When Madrid won the clásico in late October, they opened a five-point gap at the top. They had won 12 of 13 competitive games, although the loss had been heavy: 5-2 at Atlético. It also exposed fissures. Taken off after 72 minutes, Vinícius Júnior marched straight down the tunnel, threatening to walk straight out the club. In a letter a few days later he expressed regret to all apart from Alonso. From the club's leadership, rather than reinforcing the manager, there was silence.
Tensions Coming to Light
Internally, the conclusion was evident: Alonso shouldn’t have taken Vinícius off. Pressed on the issue if he would repeat that decision, Alonso responded: “I don’t know what that question is for. If I see in the moment that I have to take a decision on the pitch, I do.” Frictions had been brought to the surface, a separation between trainer and a portion of the team.
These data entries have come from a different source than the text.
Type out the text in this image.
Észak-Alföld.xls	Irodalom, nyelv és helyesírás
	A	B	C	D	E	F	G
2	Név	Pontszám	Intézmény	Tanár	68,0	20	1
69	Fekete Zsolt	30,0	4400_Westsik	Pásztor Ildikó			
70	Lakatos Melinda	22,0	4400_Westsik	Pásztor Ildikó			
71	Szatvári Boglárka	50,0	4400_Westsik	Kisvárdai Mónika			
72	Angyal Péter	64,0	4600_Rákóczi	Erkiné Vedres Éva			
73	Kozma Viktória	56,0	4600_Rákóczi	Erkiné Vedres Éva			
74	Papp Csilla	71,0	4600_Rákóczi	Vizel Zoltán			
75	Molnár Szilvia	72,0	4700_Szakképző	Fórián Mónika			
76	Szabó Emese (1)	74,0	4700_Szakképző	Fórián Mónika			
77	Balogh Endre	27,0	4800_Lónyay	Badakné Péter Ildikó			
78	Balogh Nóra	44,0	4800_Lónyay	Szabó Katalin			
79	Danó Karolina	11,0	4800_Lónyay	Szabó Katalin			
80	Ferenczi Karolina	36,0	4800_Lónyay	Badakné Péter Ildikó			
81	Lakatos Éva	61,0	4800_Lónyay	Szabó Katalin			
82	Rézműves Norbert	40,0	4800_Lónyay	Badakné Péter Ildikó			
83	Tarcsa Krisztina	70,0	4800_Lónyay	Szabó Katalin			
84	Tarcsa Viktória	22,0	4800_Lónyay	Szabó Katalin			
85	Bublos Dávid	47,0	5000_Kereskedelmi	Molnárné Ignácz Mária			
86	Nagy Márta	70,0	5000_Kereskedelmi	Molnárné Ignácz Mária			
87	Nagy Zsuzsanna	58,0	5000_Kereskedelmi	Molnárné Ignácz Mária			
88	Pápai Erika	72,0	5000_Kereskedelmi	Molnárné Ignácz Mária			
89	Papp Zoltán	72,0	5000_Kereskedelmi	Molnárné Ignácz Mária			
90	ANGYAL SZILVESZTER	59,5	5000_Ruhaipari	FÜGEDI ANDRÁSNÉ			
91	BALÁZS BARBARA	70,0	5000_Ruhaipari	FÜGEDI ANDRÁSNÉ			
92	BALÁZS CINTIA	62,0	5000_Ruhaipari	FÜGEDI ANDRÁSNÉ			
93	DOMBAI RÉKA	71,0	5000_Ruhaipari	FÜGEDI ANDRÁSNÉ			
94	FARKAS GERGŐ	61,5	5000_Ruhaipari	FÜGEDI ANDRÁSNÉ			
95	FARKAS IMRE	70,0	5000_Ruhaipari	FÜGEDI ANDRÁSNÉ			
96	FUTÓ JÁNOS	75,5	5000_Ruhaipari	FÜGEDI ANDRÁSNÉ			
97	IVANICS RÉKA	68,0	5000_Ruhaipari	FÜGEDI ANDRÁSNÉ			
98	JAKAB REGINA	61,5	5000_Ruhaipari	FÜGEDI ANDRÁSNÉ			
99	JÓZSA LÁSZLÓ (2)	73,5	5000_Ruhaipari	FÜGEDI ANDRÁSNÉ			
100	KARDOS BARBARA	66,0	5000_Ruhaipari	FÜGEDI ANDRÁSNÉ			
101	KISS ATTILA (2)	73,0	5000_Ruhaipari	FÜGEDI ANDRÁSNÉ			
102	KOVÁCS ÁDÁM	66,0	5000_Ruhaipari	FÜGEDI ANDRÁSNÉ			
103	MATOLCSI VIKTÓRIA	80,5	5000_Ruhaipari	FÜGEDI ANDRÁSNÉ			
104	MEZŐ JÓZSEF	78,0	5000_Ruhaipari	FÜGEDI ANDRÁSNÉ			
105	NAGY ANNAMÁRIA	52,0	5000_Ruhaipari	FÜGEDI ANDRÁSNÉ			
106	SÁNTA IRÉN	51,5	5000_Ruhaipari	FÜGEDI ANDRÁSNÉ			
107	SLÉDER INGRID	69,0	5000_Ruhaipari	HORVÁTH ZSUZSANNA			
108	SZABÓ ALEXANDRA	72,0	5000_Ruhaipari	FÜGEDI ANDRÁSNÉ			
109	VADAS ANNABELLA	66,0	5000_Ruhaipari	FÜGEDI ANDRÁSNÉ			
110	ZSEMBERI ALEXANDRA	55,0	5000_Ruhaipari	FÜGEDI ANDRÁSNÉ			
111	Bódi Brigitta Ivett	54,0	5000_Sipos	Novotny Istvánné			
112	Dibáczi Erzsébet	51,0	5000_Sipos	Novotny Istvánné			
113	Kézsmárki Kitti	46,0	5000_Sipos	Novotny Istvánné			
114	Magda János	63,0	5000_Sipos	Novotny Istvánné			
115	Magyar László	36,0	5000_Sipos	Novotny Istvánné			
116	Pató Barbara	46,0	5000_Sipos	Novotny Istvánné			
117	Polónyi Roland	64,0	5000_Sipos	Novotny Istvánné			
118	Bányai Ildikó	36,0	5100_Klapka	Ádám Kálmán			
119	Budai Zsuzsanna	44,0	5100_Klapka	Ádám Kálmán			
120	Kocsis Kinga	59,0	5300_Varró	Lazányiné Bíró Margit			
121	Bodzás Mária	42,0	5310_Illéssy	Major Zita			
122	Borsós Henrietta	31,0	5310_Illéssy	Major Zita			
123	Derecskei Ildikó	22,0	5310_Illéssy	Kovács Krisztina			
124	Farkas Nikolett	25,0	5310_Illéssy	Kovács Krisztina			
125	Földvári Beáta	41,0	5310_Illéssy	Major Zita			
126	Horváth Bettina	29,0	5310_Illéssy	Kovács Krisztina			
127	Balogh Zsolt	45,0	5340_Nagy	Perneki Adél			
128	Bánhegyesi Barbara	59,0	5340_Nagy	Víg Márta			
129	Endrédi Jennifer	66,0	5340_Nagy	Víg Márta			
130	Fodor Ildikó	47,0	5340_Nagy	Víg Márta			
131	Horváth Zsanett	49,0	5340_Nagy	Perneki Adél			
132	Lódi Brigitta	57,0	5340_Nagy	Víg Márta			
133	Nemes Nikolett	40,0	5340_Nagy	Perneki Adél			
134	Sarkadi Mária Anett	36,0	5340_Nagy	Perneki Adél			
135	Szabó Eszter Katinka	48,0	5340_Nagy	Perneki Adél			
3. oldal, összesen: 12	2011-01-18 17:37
Federico Valverde too had voiced his discontent openly. The pieces weren’t fitting as they should. A typical grievance began to slip out about all the orders, the videos, the long sessions. Who did he think he was, the manager?!
Over a week after the clásico, Madrid were defeated at Anfield, starting a sequence of two wins in seven. When adopting a straightforward approach, they beat Olympiakos and Athletic Bilbao but between those were held by Rayo, Elche and Girona. Belatedly, talks were held to mend divisions or at least paper over the issues, to restore tranquility. Focus turned on the footballers for the first time.
A Temporary Truce
In Bilbao, where they had been brought together a day early, it seemed some agreement had been found; Alonso yielding to their requests more than they did his. Rapprochement was orchestrated when Vinícius greeted the coach as he departed. A couple of days' rest followed. Subsequently, though, Celta overcame them and so it falls apart once more.
That it is understood that Alonso’s future is under scrutiny is as important as the fact it is. If Madrid beat City, that can always be rebutted, but it is intentional. Alonso knows that. He also knows, for all that he tried to talk about injuries and injustice, not even truly believing his own words, Madrid were terrible against Celta: no identity, no attitude, an absence of tactical shape.
The Coach: The Easiest Target
But the weakest link, is always the manager, and Alonso’s future, more than the actual football, overshadowed the preparation to this game. However much the man who is still Madrid’s manager kept trying to redirect attention to the match, which he did with nearly each answer. The most concise reply he gave might have been the most revealing, had he truly believed it. Asked if he felt the entire team was behind him, Alonso replied in a one word: “yes.”
“The role of Real Madrid coach isn't to alter the culture; it is to adjust,” Alonso continued. “We know the culture of Real Madrid pretty well; that is why it is the biggest club in the world. You have to adapt, learn a lot, interact with the players. Some days are good, some not so good. We have to face that with energy and positivity, that is the only way to turn things around.”
It was when he was asked if he felt alone that Alonso talked of a unit, a club, that goes hand in hand, and when attention was turned to the question of backing or its absence from above, he answered: “Dialogue with the leadership is ongoing, founded on trust, togetherness, and mutual respect. We are all united in this endeavor. We are psychologically prepared for any challenge: the squad is unified, certain of victory tomorrow, without a shadow of doubt. This is the Champions League. We are playing at the Bernabéu. The environment will be electric. That generates a unique dynamism, even among the players.”